La parade n'est pas de tout prendre chez un seul éditeur, c'est de désigner un outil maître pour l'état d'un contact. Les autres s'y réfèrent. Sans cette règle, la prospection automatisée automatise aussi les incohérences.
Un éditeur qui traite des contacts pour votre compte est un sous-traitant au sens du RGPD. La CNIL rappelle que cette relation doit être encadrée par un contrat écrit, dont le contenu est fixé par l'article 28 du règlement.
Trois points se vérifient avant l'achat : l'existence de cet accord de sous-traitance, le lieu d'hébergement des données, et la capacité de l'outil à répercuter une opposition. Le troisième est le plus souvent absent alors que c'est le plus utile au quotidien.
Sur le fond, la CNIL admet en B2B la prospection sans consentement préalable lorsque le message est en rapport avec la fonction professionnelle de la personne, à condition qu'elle soit informée et puisse s'opposer. L'outil doit rendre cette opposition effective, pas seulement possible.
Si aucune de ces conditions n'est réunie et que l'équipe n'a pas le temps de les réunir, la question n'est plus l'outil mais le montage : c'est le cas où la prospection externalisée se discute.
Le CRM historise une relation existante et porte les affaires en cours ; le logiciel de prospection sert à créer le premier contact.

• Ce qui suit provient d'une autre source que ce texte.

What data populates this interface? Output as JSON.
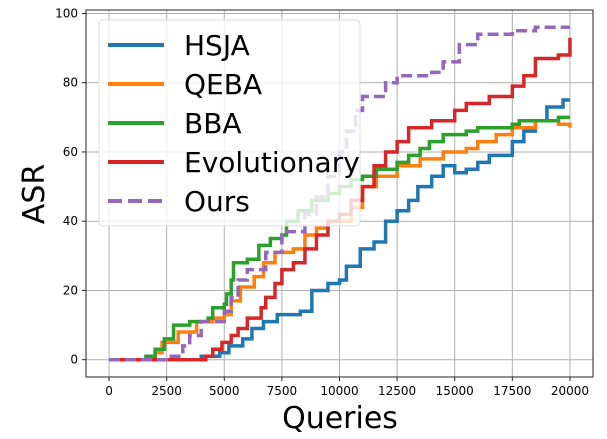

Le second alimente le premier. Utiliser un CRM pour prospecter fonctionne sur de petits volumes, mais il ne sait ni séquencer les relances ni fournir des contacts.
Pas au démarrage. En dessous d'une centaine de contacts par mois, un tableur et une boîte e-mail suffisent, et ils évitent de payer un abonnement avant d'avoir validé la cible. L'outil devient utile quand le suivi manuel commence à produire des oublis de relance.
Le coût dépend du modèle de facturation plus que du prix affiché : par utilisateur, par crédit consommé ou par contact stocké. Un même besoin peut varier du simple au triple selon le modèle retenu, surtout si les crédits sont débités même lorsque la recherche ne trouve rien.
Non. Les offres gratuites bornent presque toujours la donnée, parce que chaque contact vérifié représente un coût variable pour l'éditeur. Un montage gratuit reste possible en combinant la base Sirene et un tableur, au prix du temps passé.
Un séquenceur multicanal, qui coordonne e-mail et LinkedIn dans une même suite d'actions avec des conditions d'arrêt communes. La méthode compte plus que l'outil : elle est détaillée dans notre page sur la prospection multicanale.
En soumettant une cinquantaine de contacts que vous connaissez déjà et en comptant les réponses exactes, pas les réponses tout court. C'est le seul test qui mesure la couverture sur votre secteur plutôt que la couverture moyenne annoncée par l'éditeur.